The gender stereotypes and mores of a patriarchal society that refuses to acknowledge vulnerabilities of its male members, including young boys, is perhaps the strongest reason for the silence on the plight of sexually abused boys. There is enormous under-reporting of male sexual abuse. The ministry of women and child development told Parliament that only 467 male child abuse cases were lodged with the police out of 36,321 such reported incidents in 2016. The stigma attached to homosexuality is also a reason for under-reporting. The victim fears that he would be charged with being a willing accomplice in the act, or would be shamed for not being able to protect himself, which would hurt the image of his “masculinity”. The response of the families doesn’t help either. In the Indian Journal of Psychiatry, the case study of a minor boy who was raped reports a shocking response from his father: “He is a boy; he neither lost a hymen, nor will get pregnant. He should behave like a man, not a sissy”. In another instance, the father of another boy complained that his son was abused in a school, but the school refused to accept the crime. “If he was a four-year-old girl, raped by two older boys, the school would be afraid of a scandal, but because he is a boy no one cares or accepts the crime”. The police apathy towards lodging rape cases is well known.

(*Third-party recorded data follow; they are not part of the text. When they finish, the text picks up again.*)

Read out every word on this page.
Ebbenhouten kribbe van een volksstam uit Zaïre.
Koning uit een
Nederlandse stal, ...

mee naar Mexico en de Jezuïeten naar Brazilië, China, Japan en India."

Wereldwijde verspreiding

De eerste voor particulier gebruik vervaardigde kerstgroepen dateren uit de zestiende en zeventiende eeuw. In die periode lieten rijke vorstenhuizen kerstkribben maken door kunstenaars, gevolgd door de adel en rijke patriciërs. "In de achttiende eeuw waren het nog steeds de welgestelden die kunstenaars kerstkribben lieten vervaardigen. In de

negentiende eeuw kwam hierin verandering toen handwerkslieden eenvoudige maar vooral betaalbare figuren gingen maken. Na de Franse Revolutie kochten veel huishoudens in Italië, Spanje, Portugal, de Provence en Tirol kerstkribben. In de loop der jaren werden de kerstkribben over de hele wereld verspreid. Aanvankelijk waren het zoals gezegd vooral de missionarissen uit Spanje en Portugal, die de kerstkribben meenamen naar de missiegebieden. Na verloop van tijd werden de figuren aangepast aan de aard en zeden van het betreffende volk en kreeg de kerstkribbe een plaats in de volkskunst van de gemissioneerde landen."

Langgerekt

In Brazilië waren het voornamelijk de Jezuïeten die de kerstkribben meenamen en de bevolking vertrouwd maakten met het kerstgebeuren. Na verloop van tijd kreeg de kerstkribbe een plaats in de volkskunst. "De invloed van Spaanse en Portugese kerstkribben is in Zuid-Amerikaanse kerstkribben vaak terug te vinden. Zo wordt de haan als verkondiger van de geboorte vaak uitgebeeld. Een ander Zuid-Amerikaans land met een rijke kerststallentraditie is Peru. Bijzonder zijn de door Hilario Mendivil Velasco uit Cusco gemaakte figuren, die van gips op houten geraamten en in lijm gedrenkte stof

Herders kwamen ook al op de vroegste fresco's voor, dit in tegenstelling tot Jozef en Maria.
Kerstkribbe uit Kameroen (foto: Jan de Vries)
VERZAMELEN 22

When the rape victim is a male, the fear of indifference and ridicule of the victim and his family from the police would keep away many from reporting. The victims are thus disadvantaged both at the family and at the institutional levels.
The first step towards solving any problem is to admit and acknowledge that it exists. Many victims suffer in silence. The scars could be deep, as it is usually never discussed, fearing derision from family, friends and society. The silence of the victim emboldens the perpetrator; secure in his perception that his crime would not be reported. It’s high time to break the taboo. It’s the responsibility of the government and society to protect everyone, especially children — be they female, male or third gender.